More than 1 in 3 (35%) are making time for old hobbies, but it is finding new hobbies that point to the greatest positive impact on mental health
During the lockdown, more than 1 in 3 are making time for old hobbies, with almost 1 in 4 have made time for new hobbies.
Regular exercise, video calls with friends/family, and finding reasons to laugh top the list of positive things we can do during the lockdown
Those doing more light exercise than before lockdown are more likely to be experiencing positive mental health benefits. The biggest extremes however are amongst those who’ve stopped or started light exercise as a result of the lockdown. Amongst those who have started light exercise, 10% are flourishing. However, for the small proportion who have stopped light exercise, 40% are experiencing a negative impact on their mental health, and no-one in this group was found to be flourishing.
As we move from socialising in restaurants, cafes, pubs and bars, many people have found video calls the best way to stay in touch with friends and family. Whilst the majority (73%) were already making use of video calling, it is those who have just started this activity who are most likely to be thriving (13% report they are flourishing), as they find new ways to connect with loved ones.
People who are finding more ways to laugh (16% of our sample) are one of the most positive groups in terms of their well-being. 13% are flourishing, with more than 1 in 3 (35%) reporting a positive impact on their mental health. They also appear to be reducing their chances of negative impact on their mental health. Just 1% of those who aren’t able to find ways to have a laugh, or who laugh less, are flourishing. Almost 2 in 3 (63%) of this group report a negative impact of the lockdown on their mental health.
Negative impacts on mental health
We’re drinking more alcohol and having more regular treats through the day…but these aren’t conducive to improving our mental health
1 in 3 (33%) tell us they are consuming more alcohol and almost 1/2 (44%) are enjoying more treats through the day, like biscuits or sweets.

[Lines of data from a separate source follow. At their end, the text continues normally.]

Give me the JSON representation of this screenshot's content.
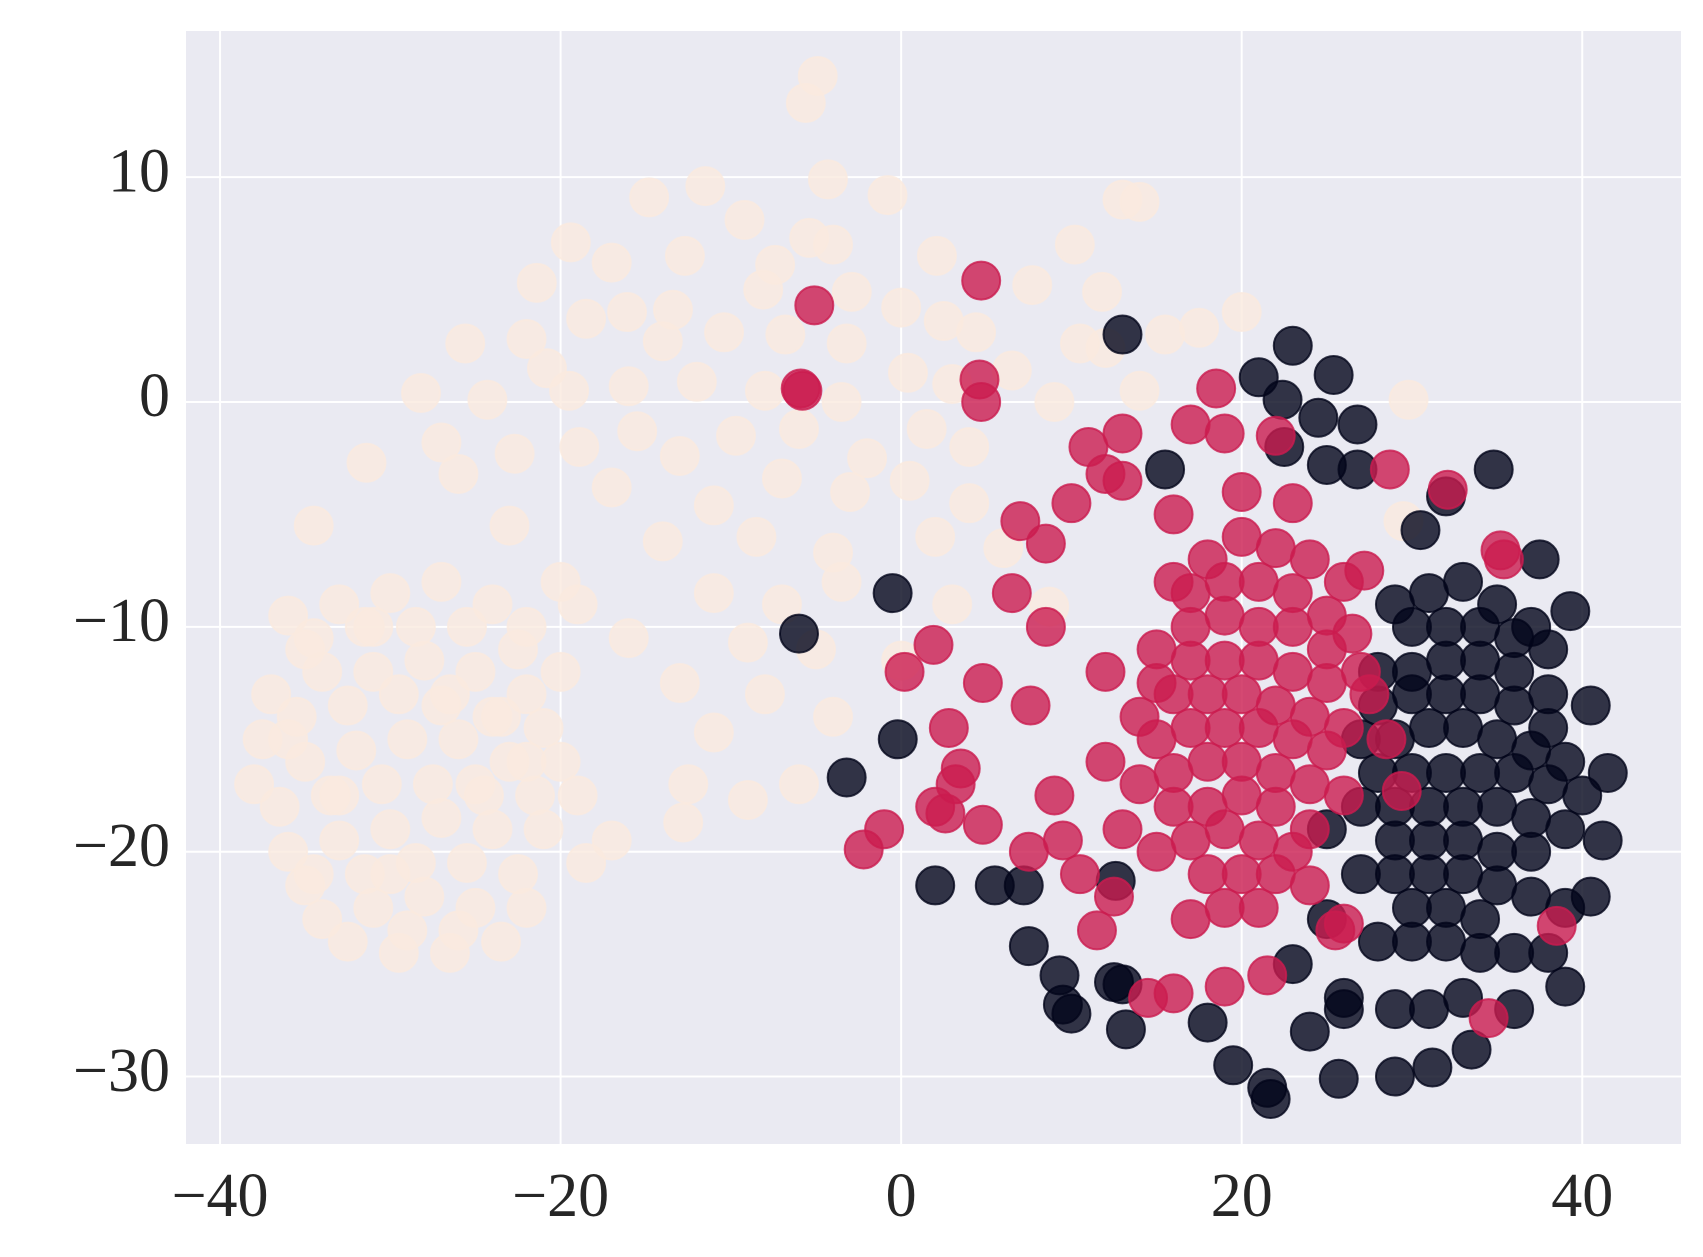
{
  "chart_data": {
    "type": "scatter",
    "xlim": [
      -42,
      45.8
    ],
    "ylim": [
      -33,
      16.5
    ],
    "xticks": [
      {
        "value": -40,
        "label": "−40"
      },
      {
        "value": -20,
        "label": "−20"
      },
      0,
      20,
      40
    ],
    "yticks": [
      {
        "value": -30,
        "label": "−30"
      },
      {
        "value": -20,
        "label": "−20"
      },
      {
        "value": -10,
        "label": "−10"
      },
      0,
      10
    ],
    "grid": true,
    "alpha": 0.8,
    "background": "#eaeaf2",
    "series": [
      {
        "color": "#faeade",
        "x": [
          -5.6,
          -4.9,
          -11.5,
          -14.8,
          -4.3,
          -0.8,
          -9.2,
          -19.4,
          -17,
          -12.7,
          -5.4,
          -4,
          -21.4,
          -7.4,
          -8.1,
          2.1,
          7.7,
          10.2,
          13,
          14,
          11.8,
          -2.9,
          0,
          -13.4,
          -16.1,
          -18.5,
          -25.6,
          -20.8,
          -22,
          -14,
          -10.4,
          -6.8,
          -3.2,
          2.5,
          4.4,
          10.5,
          12,
          15.5,
          17.5,
          20,
          -28.2,
          -24.3,
          -19.5,
          -16,
          -12,
          -8,
          -3.5,
          0.4,
          3,
          6.5,
          9,
          14,
          29.8,
          -27,
          -22.7,
          -18.9,
          -15.5,
          -13,
          -9.7,
          -6,
          -2,
          1.5,
          4,
          -31.4,
          -26,
          -17,
          -11,
          -7,
          -3,
          0.5,
          4,
          -34.5,
          -23,
          -14,
          -8.5,
          -4,
          2,
          6,
          -20,
          -11,
          -7,
          -3.5,
          3,
          -16,
          -9,
          -5,
          0,
          -13,
          -8,
          -4,
          -11,
          -22,
          -19,
          -12.5,
          -6,
          -9,
          -12.8,
          -17,
          -18.5,
          8.7,
          29.5,
          -36,
          -33,
          -30,
          -27,
          -24,
          -22,
          -37,
          -34,
          -31,
          -28,
          -25,
          -22,
          -38,
          -35,
          -32,
          -29,
          -26,
          -23,
          -36,
          -33,
          -30,
          -27,
          -24,
          -21,
          -34,
          -31,
          -28,
          -25,
          -22,
          -29,
          -26,
          -33,
          -27,
          -31,
          -24,
          -37.5,
          -35,
          -20,
          -20,
          -19,
          -34.5,
          -31.5,
          -28.5,
          -25.5,
          -22.5,
          -35.5,
          -32.5,
          -29.5,
          -26.5,
          -23.5,
          -36.5,
          -33.5,
          -30.5,
          -27.5,
          -24.5,
          -21.5,
          -34.5,
          -31.5,
          -28.5,
          -25.5,
          -22.5,
          -32.5,
          -29.5,
          -26.5,
          -23.5,
          -35,
          -30,
          -25,
          -21,
          -36
        ],
        "values": [
          13.3,
          14.5,
          9.6,
          9.1,
          9.9,
          9.2,
          8.1,
          7.1,
          6.2,
          6.5,
          7.3,
          7,
          5.3,
          6.1,
          5,
          6.5,
          5.2,
          7,
          9,
          8.9,
          4.9,
          4.9,
          4.2,
          4.1,
          4,
          3.7,
          2.6,
          1.5,
          2.8,
          2.7,
          3.1,
          3,
          2.6,
          3.6,
          3.1,
          2.6,
          2.4,
          3,
          3.3,
          4,
          0.4,
          0.1,
          0.5,
          0.7,
          0.9,
          0.5,
          0,
          1.3,
          0.8,
          1.4,
          0,
          0.5,
          0.1,
          -1.8,
          -2.3,
          -2,
          -1.3,
          -2.4,
          -1.5,
          -1.2,
          -2.5,
          -1.2,
          -2,
          -2.7,
          -3.2,
          -3.8,
          -4.6,
          -3.4,
          -4,
          -3.5,
          -4.5,
          -5.5,
          -5.5,
          -6.2,
          -6,
          -6.7,
          -6,
          -6.5,
          -8,
          -8.5,
          -9,
          -8,
          -9,
          -10.5,
          -10.7,
          -11,
          -11.5,
          -12.5,
          -13,
          -14,
          -14.7,
          -16,
          -17.5,
          -17,
          -17,
          -17.7,
          -18.7,
          -19.5,
          -20.5,
          -9.1,
          -5.3,
          -9.5,
          -9,
          -8.5,
          -8,
          -9,
          -10,
          -13,
          -12,
          -12,
          -11.5,
          -12,
          -13,
          -17,
          -16,
          -15.5,
          -15,
          -15,
          -16,
          -20,
          -19.5,
          -19,
          -18.5,
          -19,
          -19,
          -23,
          -22.5,
          -22,
          -22.5,
          -22.5,
          -23.5,
          -23.5,
          -17.5,
          -13.5,
          -10,
          -14,
          -15,
          -21.5,
          -12,
          -16,
          -9,
          -10.5,
          -10,
          -10,
          -10,
          -11,
          -14,
          -13.5,
          -13,
          -13,
          -14,
          -18,
          -17.5,
          -17,
          -17,
          -17.5,
          -17.5,
          -21,
          -21,
          -20.5,
          -20.5,
          -21,
          -24,
          -24.5,
          -24.5,
          -24,
          -11,
          -21,
          -17,
          -14.5,
          -15
        ]
      },
      {
        "color": "#03051a",
        "x": [
          13,
          23,
          21,
          25.4,
          22.4,
          24.5,
          26.8,
          22.5,
          25,
          26.8,
          15.5,
          32,
          34.8,
          -0.5,
          -6,
          -0.2,
          -3.2,
          2,
          5.5,
          7.2,
          7.5,
          9.3,
          9.5,
          10,
          12.5,
          13,
          13.2,
          18,
          19.5,
          21.5,
          21.7,
          25.7,
          29,
          31.2,
          33.5,
          36,
          39,
          40.5,
          41.2,
          41.5,
          40.5,
          39.3,
          37.5,
          30.5,
          12.6,
          23,
          26,
          29,
          31,
          33,
          35,
          37,
          28,
          30,
          32,
          34,
          36,
          38,
          27,
          29,
          31,
          33,
          35,
          37,
          39,
          27,
          29,
          31,
          33,
          35,
          37,
          39,
          27,
          29,
          31,
          33,
          35,
          37,
          39,
          28,
          30,
          32,
          34,
          36,
          38,
          29,
          31,
          33,
          25,
          25,
          26,
          24,
          30,
          32,
          34,
          36,
          38,
          28,
          30,
          32,
          34,
          36,
          38,
          28,
          30,
          32,
          34,
          36,
          38,
          40,
          29,
          31,
          33,
          35,
          37,
          30,
          32,
          34
        ],
        "values": [
          3,
          2.5,
          1.1,
          1.2,
          0.1,
          -0.7,
          -1,
          -2,
          -2.8,
          -3,
          -3,
          -4.2,
          -3,
          -8.5,
          -10.3,
          -15,
          -16.7,
          -21.5,
          -21.5,
          -21.5,
          -24.2,
          -25.5,
          -26.8,
          -27.2,
          -25.8,
          -25.9,
          -27.9,
          -27.6,
          -29.5,
          -30.5,
          -31,
          -30.1,
          -30,
          -29.6,
          -28.8,
          -27,
          -26,
          -22,
          -19.5,
          -16.5,
          -13.5,
          -9.3,
          -7,
          -5.7,
          -21.3,
          -25,
          -26.5,
          -9,
          -8.5,
          -8,
          -9,
          -10,
          -12,
          -12,
          -11.5,
          -11.5,
          -12,
          -13,
          -15,
          -15,
          -14.5,
          -14.5,
          -15,
          -15.5,
          -16,
          -18,
          -18,
          -18,
          -18,
          -18,
          -18.5,
          -19,
          -21,
          -21,
          -21,
          -21,
          -21.5,
          -22,
          -22.5,
          -24,
          -24,
          -24,
          -24.5,
          -24.5,
          -24.5,
          -27,
          -27,
          -26.5,
          -19,
          -23,
          -27,
          -28,
          -10,
          -10,
          -10,
          -10.5,
          -11,
          -13.5,
          -13,
          -13,
          -13,
          -13.5,
          -14.5,
          -16.5,
          -16.5,
          -16.5,
          -16.5,
          -16.5,
          -17,
          -17.5,
          -19.5,
          -19.5,
          -19.5,
          -20,
          -20,
          -22.5,
          -22.5,
          -23
        ]
      },
      {
        "color": "#cb1b4f",
        "x": [
          -5.1,
          4.7,
          -5.8,
          -5.9,
          4.6,
          4.7,
          28.7,
          32.1,
          35.2,
          35.4,
          38.5,
          34.5,
          29.4,
          -1,
          -2.2,
          2,
          2.6,
          3.5,
          3.2,
          4.8,
          2.8,
          1.9,
          0.2,
          4.8,
          7.6,
          8.5,
          6.5,
          8.5,
          7,
          10,
          12,
          13,
          17,
          19,
          18.5,
          22,
          11,
          13,
          16,
          11.5,
          14.5,
          16,
          19,
          21.5,
          25.5,
          26,
          24,
          28.5,
          27.5,
          26.5,
          27.2,
          9,
          9.5,
          10.5,
          12.5,
          7.5,
          16,
          18,
          20,
          22,
          24,
          26,
          15,
          17,
          19,
          21,
          23,
          25,
          27,
          14,
          16,
          18,
          20,
          22,
          24,
          26,
          14,
          16,
          18,
          20,
          22,
          24,
          26,
          15,
          17,
          19,
          21,
          23,
          17,
          19,
          21,
          12,
          12,
          13,
          20,
          23,
          17,
          19,
          21,
          23,
          25,
          15,
          17,
          19,
          21,
          23,
          25,
          15,
          17,
          19,
          21,
          23,
          25,
          16,
          18,
          20,
          22,
          24,
          18,
          20,
          22
        ],
        "values": [
          4.3,
          5.4,
          0.5,
          0.6,
          1,
          0,
          -3,
          -3.9,
          -6.6,
          -7,
          -23.3,
          -27.4,
          -17.3,
          -19,
          -19.9,
          -18,
          -18.3,
          -16.3,
          -17,
          -18.8,
          -14.5,
          -10.8,
          -12,
          -12.5,
          -13.5,
          -10,
          -8.5,
          -6.3,
          -5.3,
          -4.5,
          -3.2,
          -1.4,
          -1,
          -1.4,
          0.6,
          -1.5,
          -2,
          -3.5,
          -5,
          -23.5,
          -26.5,
          -26.3,
          -26,
          -25.5,
          -23.5,
          -23.2,
          -21.5,
          -15,
          -13,
          -10.3,
          -7.5,
          -17.5,
          -19.5,
          -21,
          -22,
          -20,
          -8,
          -7,
          -6,
          -6.5,
          -7,
          -8,
          -11,
          -10,
          -9.5,
          -10,
          -10,
          -11,
          -12,
          -14,
          -13,
          -13,
          -13,
          -13.5,
          -14,
          -14.5,
          -17,
          -16.5,
          -16,
          -16,
          -16.5,
          -17,
          -17.5,
          -20,
          -19.5,
          -19,
          -19.5,
          -20,
          -23,
          -22.5,
          -22.5,
          -12,
          -16,
          -19,
          -4,
          -4.5,
          -8.5,
          -8,
          -8,
          -8.5,
          -9.5,
          -12.5,
          -11.5,
          -11.5,
          -11.5,
          -12,
          -12.5,
          -15,
          -14.5,
          -14.5,
          -14.5,
          -15,
          -15.5,
          -18,
          -18,
          -17.5,
          -18,
          -19,
          -21,
          -21,
          -21
        ]
      }
    ]
  }
}
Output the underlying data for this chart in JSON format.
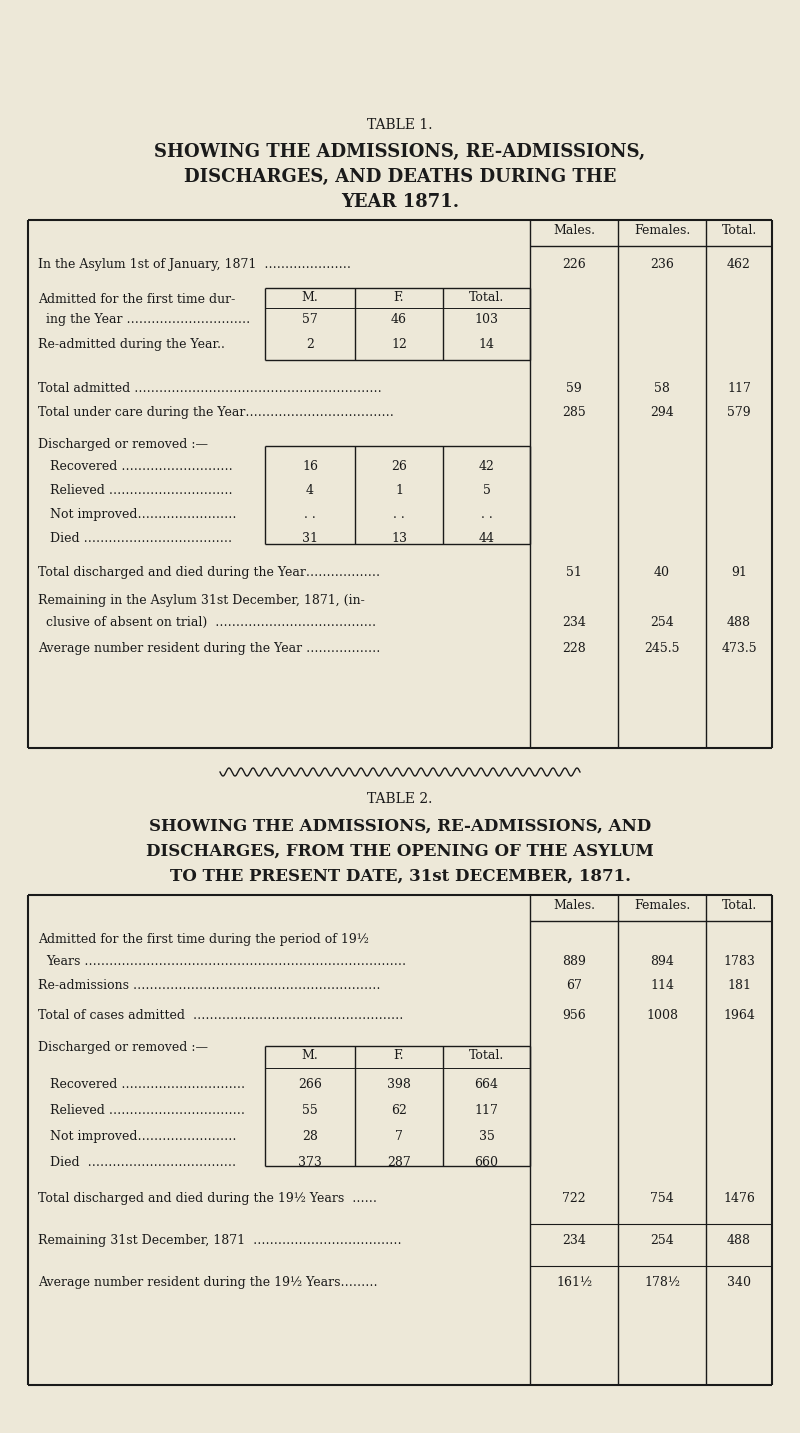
{
  "bg_color": "#ede8d8",
  "text_color": "#1a1a1a",
  "fig_width": 8.0,
  "fig_height": 14.33,
  "table1": {
    "title_line1": "TABLE 1.",
    "title_line2": "SHOWING THE ADMISSIONS, RE-ADMISSIONS,",
    "title_line3": "DISCHARGES, AND DEATHS DURING THE",
    "title_line4": "YEAR 1871.",
    "col_headers": [
      "Males.",
      "Females.",
      "Total."
    ],
    "row1_label": "In the Asylum 1st of January, 1871  …………………",
    "row1_vals": [
      "226",
      "236",
      "462"
    ],
    "inner_header": [
      "M.",
      "F.",
      "Total."
    ],
    "admitted_label1": "Admitted for the first time dur-",
    "admitted_label2": "ing the Year …………………………",
    "admitted_vals": [
      "57",
      "46",
      "103"
    ],
    "readmitted_label": "Re-admitted during the Year..",
    "readmitted_vals": [
      "2",
      "12",
      "14"
    ],
    "total_admitted_label": "Total admitted ……………………………………………………",
    "total_admitted_vals": [
      "59",
      "58",
      "117"
    ],
    "total_care_label": "Total under care during the Year………………………………",
    "total_care_vals": [
      "285",
      "294",
      "579"
    ],
    "discharged_header": "Discharged or removed :—",
    "recovered_label": "Recovered ………………………",
    "recovered_vals": [
      "16",
      "26",
      "42"
    ],
    "relieved_label": "Relieved …………………………",
    "relieved_vals": [
      "4",
      "1",
      "5"
    ],
    "not_improved_label": "Not improved……………………",
    "not_improved_vals": [
      ". .",
      ". .",
      ". ."
    ],
    "died_label": "Died ………………………………",
    "died_vals": [
      "31",
      "13",
      "44"
    ],
    "total_disch_label": "Total discharged and died during the Year………………",
    "total_disch_vals": [
      "51",
      "40",
      "91"
    ],
    "remaining_label1": "Remaining in the Asylum 31st December, 1871, (in-",
    "remaining_label2": "clusive of absent on trial)  …………………………………",
    "remaining_vals": [
      "234",
      "254",
      "488"
    ],
    "average_label": "Average number resident during the Year ………………",
    "average_vals": [
      "228",
      "245.5",
      "473.5"
    ]
  },
  "table2": {
    "title_line1": "TABLE 2.",
    "title_line2": "SHOWING THE ADMISSIONS, RE-ADMISSIONS, AND",
    "title_line3": "DISCHARGES, FROM THE OPENING OF THE ASYLUM",
    "title_line4": "TO THE PRESENT DATE, 31st DECEMBER, 1871.",
    "col_headers": [
      "Males.",
      "Females.",
      "Total."
    ],
    "admitted_label1": "Admitted for the first time during the period of 19½",
    "admitted_label2": "Years ……………………………………………………………………",
    "admitted_vals": [
      "889",
      "894",
      "1783"
    ],
    "readmitted_label": "Re-admissions ……………………………………………………",
    "readmitted_vals": [
      "67",
      "114",
      "181"
    ],
    "total_cases_label": "Total of cases admitted  ……………………………………………",
    "total_cases_vals": [
      "956",
      "1008",
      "1964"
    ],
    "inner_header": [
      "M.",
      "F.",
      "Total."
    ],
    "discharged_header": "Discharged or removed :—",
    "recovered_label": "Recovered …………………………",
    "recovered_vals": [
      "266",
      "398",
      "664"
    ],
    "relieved_label": "Relieved ……………………………",
    "relieved_vals": [
      "55",
      "62",
      "117"
    ],
    "not_improved_label": "Not improved……………………",
    "not_improved_vals": [
      "28",
      "7",
      "35"
    ],
    "died_label": "Died  ………………………………",
    "died_vals": [
      "373",
      "287",
      "660"
    ],
    "total_disch_label": "Total discharged and died during the 19½ Years  ……",
    "total_disch_vals": [
      "722",
      "754",
      "1476"
    ],
    "remaining_label": "Remaining 31st December, 1871  ………………………………",
    "remaining_vals": [
      "234",
      "254",
      "488"
    ],
    "average_label": "Average number resident during the 19½ Years………",
    "average_vals": [
      "161½",
      "178½",
      "340"
    ]
  }
}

However, neither appears to support an improvement in well-being in this period. Amongst those drinking more alcohol, 40% report a negative shift in their mental health, and for those consuming more treats, this figure is 36%. Again, we cannot determine cause and effect here, but the data suggests that alcohol and treats are not making us happier on the whole.
Looking to the Future
When lockdown ends, workers are looking to gain more flexibility and/or work from home more. Outside of work, people are looking to be healthier, spend less and be more sociable.
The lockdown has had wide-ranging effects on people’s well-being – over half the population report their mental health levels to have changed since the lockdown came into force. We find that the crucial factors which may increase your chances of flourishing during the lockdown encompass your mindset, use of your free time and selective use of news and social media. Those who are being grateful and savouring life report a more positive lockdown experience, as do those taking up new hobbies, monitoring their alcohol consumption and taking time to slow down. After the lockdown, people are looking for flexibility in how and where they work, and to be healthier, more sociable and more cost conscious.